Niveau production, c'est du haut de gamme, les médiums sont nivelés, les aigus brillent et les graves résonnent et rebondissent en écho. La pureté de Hysteria tâchée des cicatrices de Pyromania, du Mutt sans Lange, le tout au Joe's Garage, pas celui de Zappa, non le home studio de Joe E.
Je ne suis pas un grand musicien, je ne suis qu'un pauvre gratte papier qui essaie de retranscrire par des mots les émotions que la musique lui procure. Je n'aurais pas pu réfléchir comme je l'ai fait en préambule, parce que je ne serai jamais à la place de DEF LEPPARD. Je me suis tristement fait à cette idée, mais à la rigueur, le monde n'a pas besoin de gens comme moi. Non, le monde et tous les amoureux de la musique ont besoin de gens comme Joe, Phil, Vivian, et des deux Rick, dont le talent est resté intact, et qui trente cinq ans après leurs débuts discographiques, vingt huit ans après leur album phare, parviennent encore à trouver l'inspiration pour nous rendre heureux, l'espace d'une heure, d'une soirée ou d'une vie.
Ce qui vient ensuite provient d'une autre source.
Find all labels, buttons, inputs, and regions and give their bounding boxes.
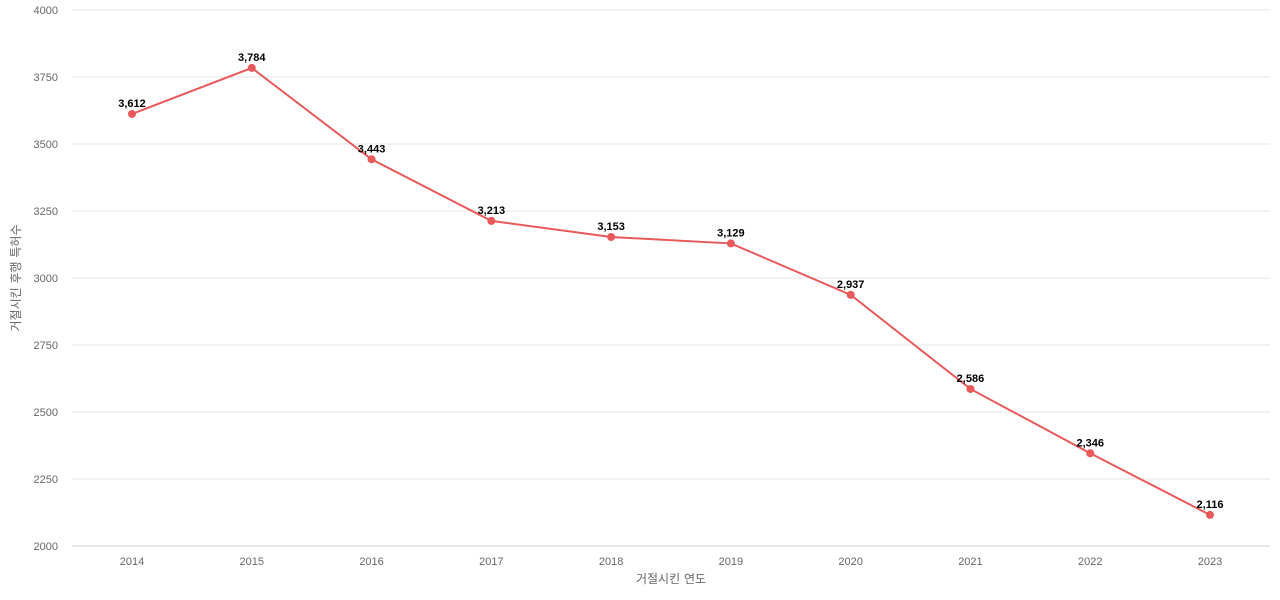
y-tick-label: 2750 [34,340,58,352]
x-tick-label: 2017 [479,556,503,568]
x-tick-labels: 2014 2015 2016 2017 2018 2019 2020 2021 2022 2023 [120,556,1222,568]
y-gridlines [72,9,1270,480]
series-line [131,66,1211,516]
y-tick-label: 2000 [34,541,58,553]
data-label: 3,129 [717,227,745,239]
data-point [726,239,735,248]
data-point [128,109,136,118]
x-tick-label: 2020 [838,556,862,568]
data-point [846,290,855,299]
x-tick-label: 2021 [958,556,982,568]
y-tick-labels: 2000 2250 2500 2750 3000 3250 3500 3750 4000 [34,5,58,553]
x-tick-label: 2019 [719,556,743,568]
y-tick-label: 2500 [34,407,58,419]
y-tick-label: 2250 [34,474,58,486]
data-label: 2,116 [1197,499,1224,511]
x-tick-label: 2015 [240,556,264,568]
data-label: 2,586 [957,373,985,385]
data-label: 3,612 [118,98,146,110]
x-tick-label: 2014 [120,556,144,568]
data-point [1206,510,1214,519]
x-tick-label: 2018 [599,556,623,568]
data-point [607,232,616,241]
x-tick-label: 2023 [1198,556,1222,568]
y-tick-label: 3500 [34,139,58,151]
x-tick-label: 2016 [359,556,383,568]
x-axis-title: 거절시킨 연도 [636,572,706,586]
data-label: 3,153 [597,221,625,233]
data-point [367,155,376,164]
y-tick-label: 3250 [34,206,58,218]
data-label: 3,784 [238,52,266,64]
x-tick-label: 2022 [1078,556,1102,568]
data-label: 2,346 [1076,437,1104,449]
data-point [966,384,975,393]
data-label: 3,213 [478,205,506,217]
data-label: 2,937 [837,279,865,291]
y-tick-label: 3750 [34,72,58,84]
data-labels: 3,612 3,784 3,443 3,213 3,153 3,129 2,937 2,586… [118,52,1223,511]
data-point [247,63,256,72]
data-point [487,216,496,225]
y-tick-label: 4000 [34,5,58,17]
y-axis-title: 거절시킨 후행 특허수 [8,225,23,332]
data-point [1086,449,1095,458]
data-points [128,63,1214,519]
data-label: 3,443 [358,143,386,155]
y-tick-label: 3000 [34,273,58,285]
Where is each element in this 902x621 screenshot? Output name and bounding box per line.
OUI, je dis OUI, Def Leppard est le meilleur LP du LEP depuis Hysteria, et de très loin. C'est un fait, indéniable.
Et comme lorsque je réécoute pour la millième fois "Woman", "Animal" ou "Gods Of War", je me suis étrangement senti à la maison, parmi vous ce soir, vous accueillant de nouveau. La maison, c'est là où est son coeur après tout.
Et une partie du mien vous appartient depuis si longtemps déjà...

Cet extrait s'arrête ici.